Fianna Fáil’s Health Spokesperson, Billy Kelleher has said that complacency has set in across Government, and in particular in the Department of Health, about the level of overcrowding in our public hospital system.
“I find it startling that Minister Harris has been more or less absent for the past week when Emergency Department overcrowding levels have hovered consistently about 400. Today, the figure hit 601.
“Why is it that our national health providers are no longer shocked at these figures? Something has clearly gone wrong, and a focus on patient care has been lost when the Minister and the Government discuss overcrowding.
“The simple fact is that there is not enough capacity in the acute hospital network to deal with the volume of cases coming via Emergency Departments.

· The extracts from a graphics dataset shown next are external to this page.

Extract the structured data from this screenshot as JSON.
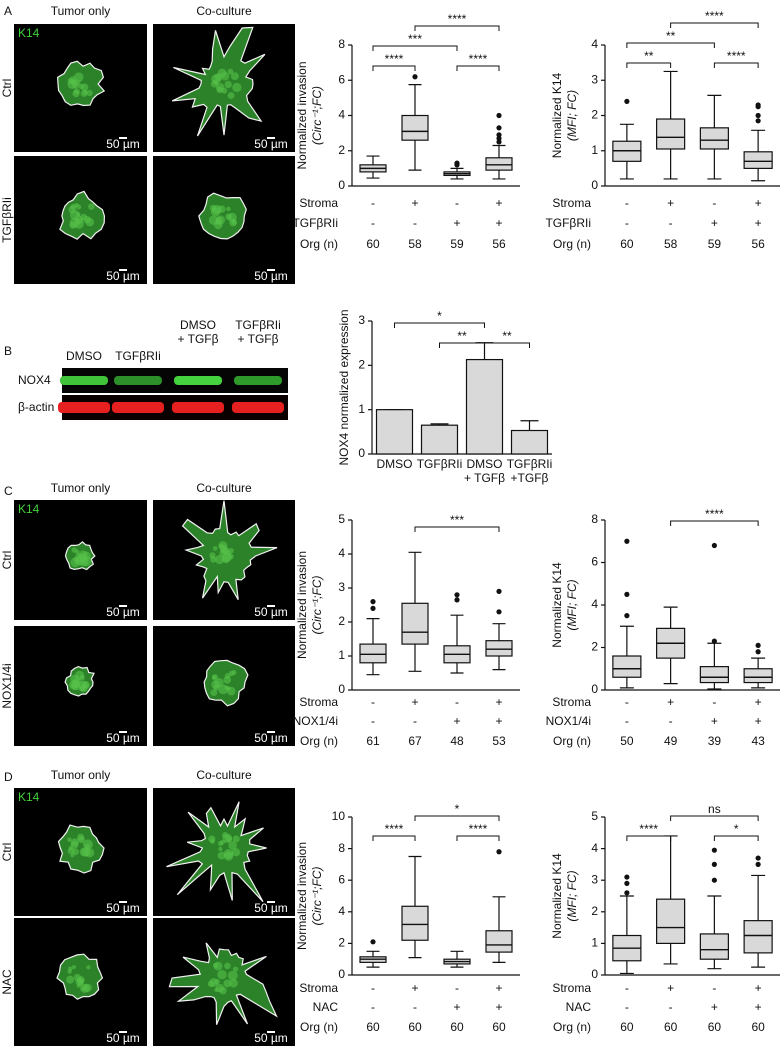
{
  "figure": {
    "panel_letters": [
      "A",
      "B",
      "C",
      "D"
    ],
    "image_panels": [
      {
        "headers": [
          "Tumor only",
          "Co-culture"
        ],
        "stain": "K14",
        "rows": [
          "Ctrl",
          "TGFβRIi"
        ],
        "scale_bar": "50 µm"
      },
      {
        "headers": [
          "Tumor only",
          "Co-culture"
        ],
        "stain": "K14",
        "rows": [
          "Ctrl",
          "NOX1/4i"
        ],
        "scale_bar": "50 µm"
      },
      {
        "headers": [
          "Tumor only",
          "Co-culture"
        ],
        "stain": "K14",
        "rows": [
          "Ctrl",
          "NAC"
        ],
        "scale_bar": "50 µm"
      }
    ],
    "blot": {
      "lanes": [
        "DMSO",
        "TGFβRIi",
        "DMSO\n+ TGFβ",
        "TGFβRIi\n+ TGFβ"
      ],
      "bands": [
        "NOX4",
        "β-actin"
      ]
    }
  },
  "chart_data": [
    {
      "type": "box",
      "ylabel": "Normalized invasion",
      "ylabel_note": "(Circ⁻¹;FC)",
      "ylim": [
        0,
        8
      ],
      "yticks": [
        0,
        2,
        4,
        6,
        8
      ],
      "color": "#d9d9d9",
      "boxes": [
        {
          "whisker_low": 0.45,
          "q1": 0.8,
          "median": 1.0,
          "q3": 1.2,
          "whisker_high": 1.7,
          "outliers": []
        },
        {
          "whisker_low": 0.9,
          "q1": 2.6,
          "median": 3.1,
          "q3": 4.0,
          "whisker_high": 5.75,
          "outliers": [
            6.2
          ]
        },
        {
          "whisker_low": 0.4,
          "q1": 0.6,
          "median": 0.7,
          "q3": 0.8,
          "whisker_high": 1.0,
          "outliers": [
            1.2,
            1.3
          ]
        },
        {
          "whisker_low": 0.4,
          "q1": 0.9,
          "median": 1.2,
          "q3": 1.6,
          "whisker_high": 2.3,
          "outliers": [
            2.5,
            2.7,
            2.9,
            3.3,
            4.0
          ]
        }
      ],
      "significance": [
        {
          "from": 0,
          "to": 1,
          "label": "****"
        },
        {
          "from": 2,
          "to": 3,
          "label": "****"
        },
        {
          "from": 0,
          "to": 2,
          "label": "***"
        },
        {
          "from": 1,
          "to": 3,
          "label": "****"
        }
      ],
      "conditions": [
        {
          "label": "Stroma",
          "values": [
            "-",
            "+",
            "-",
            "+"
          ]
        },
        {
          "label": "TGFβRIi",
          "values": [
            "-",
            "-",
            "+",
            "+"
          ]
        },
        {
          "label": "Org (n)",
          "values": [
            60,
            58,
            59,
            56
          ]
        }
      ]
    },
    {
      "type": "box",
      "ylabel": "Normalized K14",
      "ylabel_note": "(MFI; FC)",
      "ylim": [
        0,
        4
      ],
      "yticks": [
        0,
        1,
        2,
        3,
        4
      ],
      "color": "#d9d9d9",
      "boxes": [
        {
          "whisker_low": 0.2,
          "q1": 0.7,
          "median": 1.0,
          "q3": 1.27,
          "whisker_high": 1.75,
          "outliers": [
            2.4
          ]
        },
        {
          "whisker_low": 0.2,
          "q1": 1.05,
          "median": 1.38,
          "q3": 1.9,
          "whisker_high": 3.25,
          "outliers": []
        },
        {
          "whisker_low": 0.2,
          "q1": 1.05,
          "median": 1.3,
          "q3": 1.65,
          "whisker_high": 2.57,
          "outliers": []
        },
        {
          "whisker_low": 0.15,
          "q1": 0.5,
          "median": 0.7,
          "q3": 0.97,
          "whisker_high": 1.58,
          "outliers": [
            1.85,
            2.0,
            2.25,
            2.3
          ]
        }
      ],
      "significance": [
        {
          "from": 0,
          "to": 1,
          "label": "**"
        },
        {
          "from": 2,
          "to": 3,
          "label": "****"
        },
        {
          "from": 0,
          "to": 2,
          "label": "**"
        },
        {
          "from": 1,
          "to": 3,
          "label": "****"
        }
      ],
      "conditions": [
        {
          "label": "Stroma",
          "values": [
            "-",
            "+",
            "-",
            "+"
          ]
        },
        {
          "label": "TGFβRIi",
          "values": [
            "-",
            "-",
            "+",
            "+"
          ]
        },
        {
          "label": "Org (n)",
          "values": [
            60,
            58,
            59,
            56
          ]
        }
      ]
    },
    {
      "type": "bar",
      "ylabel": "NOX4 normalized expression",
      "ylim": [
        0,
        3
      ],
      "yticks": [
        0,
        1,
        2,
        3
      ],
      "color": "#d9d9d9",
      "categories": [
        "DMSO",
        "TGFβRIi",
        "DMSO\n+ TGFβ",
        "TGFβRIi\n+TGFβ"
      ],
      "values": [
        1.0,
        0.65,
        2.13,
        0.53
      ],
      "errors": [
        0,
        0.03,
        0.38,
        0.22
      ],
      "significance": [
        {
          "from": 1,
          "to": 2,
          "label": "**"
        },
        {
          "from": 2,
          "to": 3,
          "label": "**"
        },
        {
          "from": 0,
          "to": 2,
          "label": "*"
        }
      ]
    },
    {
      "type": "box",
      "ylabel": "Normalized invasion",
      "ylabel_note": "(Circ⁻¹;FC)",
      "ylim": [
        0,
        5
      ],
      "yticks": [
        0,
        1,
        2,
        3,
        4,
        5
      ],
      "color": "#d9d9d9",
      "boxes": [
        {
          "whisker_low": 0.45,
          "q1": 0.8,
          "median": 1.05,
          "q3": 1.35,
          "whisker_high": 2.1,
          "outliers": [
            2.4,
            2.6
          ]
        },
        {
          "whisker_low": 0.55,
          "q1": 1.35,
          "median": 1.7,
          "q3": 2.55,
          "whisker_high": 4.05,
          "outliers": []
        },
        {
          "whisker_low": 0.5,
          "q1": 0.8,
          "median": 1.05,
          "q3": 1.3,
          "whisker_high": 2.2,
          "outliers": [
            2.65,
            2.8
          ]
        },
        {
          "whisker_low": 0.6,
          "q1": 1.0,
          "median": 1.2,
          "q3": 1.45,
          "whisker_high": 1.95,
          "outliers": [
            2.3,
            2.9
          ]
        }
      ],
      "significance": [
        {
          "from": 1,
          "to": 3,
          "label": "***"
        }
      ],
      "conditions": [
        {
          "label": "Stroma",
          "values": [
            "-",
            "+",
            "-",
            "+"
          ]
        },
        {
          "label": "NOX1/4i",
          "values": [
            "-",
            "-",
            "+",
            "+"
          ]
        },
        {
          "label": "Org (n)",
          "values": [
            61,
            67,
            48,
            53
          ]
        }
      ]
    },
    {
      "type": "box",
      "ylabel": "Normalized K14",
      "ylabel_note": "(MFI; FC)",
      "ylim": [
        0,
        8
      ],
      "yticks": [
        0,
        2,
        4,
        6,
        8
      ],
      "color": "#d9d9d9",
      "boxes": [
        {
          "whisker_low": 0.1,
          "q1": 0.6,
          "median": 1.0,
          "q3": 1.6,
          "whisker_high": 3.0,
          "outliers": [
            3.5,
            4.5,
            7.0
          ]
        },
        {
          "whisker_low": 0.3,
          "q1": 1.5,
          "median": 2.2,
          "q3": 2.9,
          "whisker_high": 3.9,
          "outliers": []
        },
        {
          "whisker_low": 0.05,
          "q1": 0.35,
          "median": 0.6,
          "q3": 1.1,
          "whisker_high": 2.2,
          "outliers": [
            2.3,
            6.8
          ]
        },
        {
          "whisker_low": 0.1,
          "q1": 0.35,
          "median": 0.6,
          "q3": 1.0,
          "whisker_high": 1.5,
          "outliers": [
            1.8,
            2.1
          ]
        }
      ],
      "significance": [
        {
          "from": 1,
          "to": 3,
          "label": "****"
        }
      ],
      "conditions": [
        {
          "label": "Stroma",
          "values": [
            "-",
            "+",
            "-",
            "+"
          ]
        },
        {
          "label": "NOX1/4i",
          "values": [
            "-",
            "-",
            "+",
            "+"
          ]
        },
        {
          "label": "Org (n)",
          "values": [
            50,
            49,
            39,
            43
          ]
        }
      ]
    },
    {
      "type": "box",
      "ylabel": "Normalized invasion",
      "ylabel_note": "(Circ⁻¹;FC)",
      "ylim": [
        0,
        10
      ],
      "yticks": [
        0,
        2,
        4,
        6,
        8,
        10
      ],
      "color": "#d9d9d9",
      "boxes": [
        {
          "whisker_low": 0.5,
          "q1": 0.8,
          "median": 1.0,
          "q3": 1.15,
          "whisker_high": 1.5,
          "outliers": [
            2.1
          ]
        },
        {
          "whisker_low": 1.1,
          "q1": 2.2,
          "median": 3.2,
          "q3": 4.35,
          "whisker_high": 7.5,
          "outliers": []
        },
        {
          "whisker_low": 0.5,
          "q1": 0.7,
          "median": 0.85,
          "q3": 1.0,
          "whisker_high": 1.5,
          "outliers": []
        },
        {
          "whisker_low": 0.8,
          "q1": 1.45,
          "median": 1.9,
          "q3": 2.8,
          "whisker_high": 4.95,
          "outliers": [
            7.8
          ]
        }
      ],
      "significance": [
        {
          "from": 0,
          "to": 1,
          "label": "****"
        },
        {
          "from": 2,
          "to": 3,
          "label": "****"
        },
        {
          "from": 1,
          "to": 3,
          "label": "*"
        }
      ],
      "conditions": [
        {
          "label": "Stroma",
          "values": [
            "-",
            "+",
            "-",
            "+"
          ]
        },
        {
          "label": "NAC",
          "values": [
            "-",
            "-",
            "+",
            "+"
          ]
        },
        {
          "label": "Org (n)",
          "values": [
            60,
            60,
            60,
            60
          ]
        }
      ]
    },
    {
      "type": "box",
      "ylabel": "Normalized K14",
      "ylabel_note": "(MFI; FC)",
      "ylim": [
        0,
        5
      ],
      "yticks": [
        0,
        1,
        2,
        3,
        4,
        5
      ],
      "color": "#d9d9d9",
      "boxes": [
        {
          "whisker_low": 0.05,
          "q1": 0.45,
          "median": 0.85,
          "q3": 1.25,
          "whisker_high": 2.5,
          "outliers": [
            2.6,
            2.9,
            3.1
          ]
        },
        {
          "whisker_low": 0.35,
          "q1": 1.0,
          "median": 1.5,
          "q3": 2.4,
          "whisker_high": 4.4,
          "outliers": []
        },
        {
          "whisker_low": 0.2,
          "q1": 0.5,
          "median": 0.8,
          "q3": 1.3,
          "whisker_high": 2.5,
          "outliers": [
            3.0,
            3.5,
            3.95
          ]
        },
        {
          "whisker_low": 0.25,
          "q1": 0.7,
          "median": 1.25,
          "q3": 1.72,
          "whisker_high": 3.15,
          "outliers": [
            3.5,
            3.7
          ]
        }
      ],
      "significance": [
        {
          "from": 0,
          "to": 1,
          "label": "****"
        },
        {
          "from": 2,
          "to": 3,
          "label": "*"
        },
        {
          "from": 1,
          "to": 3,
          "label": "ns"
        }
      ],
      "conditions": [
        {
          "label": "Stroma",
          "values": [
            "-",
            "+",
            "-",
            "+"
          ]
        },
        {
          "label": "NAC",
          "values": [
            "-",
            "-",
            "+",
            "+"
          ]
        },
        {
          "label": "Org (n)",
          "values": [
            60,
            60,
            60,
            60
          ]
        }
      ]
    }
  ]
}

“What is also evident is that there are those in our acute hospitals who could be better cared for in step-down community facilities, or in nursing homes.
“However, where are the facilities to let them leave the acute hospital network? There are major issues in both the public and private sectors.

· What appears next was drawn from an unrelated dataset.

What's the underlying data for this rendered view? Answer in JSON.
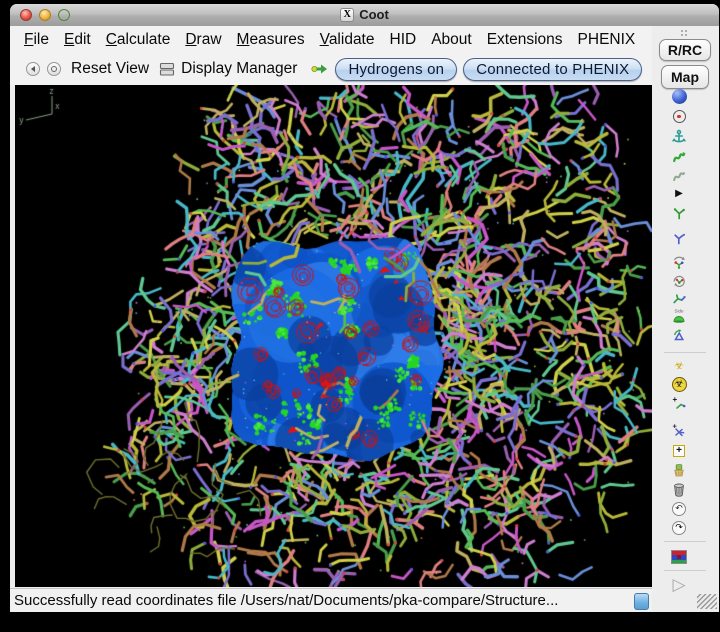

“Nursing Homes Ireland believe that at the start of 2016, there were 742 beds available in 172 nursing homes around the country.

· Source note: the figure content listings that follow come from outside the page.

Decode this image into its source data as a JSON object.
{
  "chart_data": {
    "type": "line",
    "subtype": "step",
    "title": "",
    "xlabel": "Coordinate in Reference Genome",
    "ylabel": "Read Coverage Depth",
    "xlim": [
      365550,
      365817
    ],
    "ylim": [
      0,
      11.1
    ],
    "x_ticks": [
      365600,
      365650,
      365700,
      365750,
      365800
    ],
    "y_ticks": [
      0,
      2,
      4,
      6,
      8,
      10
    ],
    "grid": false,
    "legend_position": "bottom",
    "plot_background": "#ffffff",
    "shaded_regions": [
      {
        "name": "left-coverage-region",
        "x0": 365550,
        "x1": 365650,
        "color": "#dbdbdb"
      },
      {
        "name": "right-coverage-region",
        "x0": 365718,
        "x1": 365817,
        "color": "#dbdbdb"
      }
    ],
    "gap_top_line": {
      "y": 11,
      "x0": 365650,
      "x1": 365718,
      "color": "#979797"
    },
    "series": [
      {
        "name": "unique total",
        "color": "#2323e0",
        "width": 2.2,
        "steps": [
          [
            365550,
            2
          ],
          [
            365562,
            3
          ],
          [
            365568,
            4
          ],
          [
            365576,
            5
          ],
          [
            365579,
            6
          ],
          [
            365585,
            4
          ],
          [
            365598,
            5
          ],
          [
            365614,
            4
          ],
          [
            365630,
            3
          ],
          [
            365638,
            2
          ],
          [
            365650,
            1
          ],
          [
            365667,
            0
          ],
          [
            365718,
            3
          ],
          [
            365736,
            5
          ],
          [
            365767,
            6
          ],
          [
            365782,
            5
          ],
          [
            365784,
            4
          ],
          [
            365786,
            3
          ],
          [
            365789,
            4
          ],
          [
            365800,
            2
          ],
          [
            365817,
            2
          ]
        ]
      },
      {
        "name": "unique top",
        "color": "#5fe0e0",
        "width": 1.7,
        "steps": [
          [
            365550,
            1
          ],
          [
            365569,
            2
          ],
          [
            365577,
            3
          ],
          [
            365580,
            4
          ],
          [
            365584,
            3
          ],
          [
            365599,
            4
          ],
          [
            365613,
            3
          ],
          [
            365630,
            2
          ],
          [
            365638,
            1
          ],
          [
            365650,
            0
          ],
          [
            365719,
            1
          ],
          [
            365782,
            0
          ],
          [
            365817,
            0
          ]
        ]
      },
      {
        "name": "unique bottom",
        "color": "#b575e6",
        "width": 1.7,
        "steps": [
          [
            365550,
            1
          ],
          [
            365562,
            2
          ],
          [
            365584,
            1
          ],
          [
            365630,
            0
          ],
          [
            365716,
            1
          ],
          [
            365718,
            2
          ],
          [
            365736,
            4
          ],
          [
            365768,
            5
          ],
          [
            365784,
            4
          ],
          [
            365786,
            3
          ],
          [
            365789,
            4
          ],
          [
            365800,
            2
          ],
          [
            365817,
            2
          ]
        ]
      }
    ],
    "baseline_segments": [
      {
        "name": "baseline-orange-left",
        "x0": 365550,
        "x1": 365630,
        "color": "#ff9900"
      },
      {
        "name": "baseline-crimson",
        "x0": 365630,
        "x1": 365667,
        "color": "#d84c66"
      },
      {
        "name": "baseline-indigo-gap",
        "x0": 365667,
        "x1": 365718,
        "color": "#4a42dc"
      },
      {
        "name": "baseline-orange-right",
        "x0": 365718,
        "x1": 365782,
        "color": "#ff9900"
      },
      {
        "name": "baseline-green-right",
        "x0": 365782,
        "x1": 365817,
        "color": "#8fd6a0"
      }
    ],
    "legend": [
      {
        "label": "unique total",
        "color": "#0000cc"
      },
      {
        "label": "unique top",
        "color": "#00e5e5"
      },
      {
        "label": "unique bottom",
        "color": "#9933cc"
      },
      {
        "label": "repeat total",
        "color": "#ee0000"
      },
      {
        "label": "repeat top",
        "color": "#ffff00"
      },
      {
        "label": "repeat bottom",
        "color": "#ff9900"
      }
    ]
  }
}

“In addition, the HSE has confirmed to me that there has been an 18% drop in the number of state-owned nursing home bases between 2010 and 2016.
“To me this is where the back log is coming from in many cases. Not enough patients are being discharged into the right community or nursing home setting to relieve the chronic pressure facing our emergency departments.
“Until this is realised, and additional capacity is brought on stream, we will continue to see overcrowding in our EDs.
“The Government has an opportunity as part of the midterm review of the Capital Plan Capital Review to commit to investing in our health system.
“Minister Harris must lobby his colleague, the Minister for Public Expenditure, Paschal Donoghue, to release funding, otherwise this merry-go-round of continual failure in our health system will continue for years to come,” concluded Kelleher.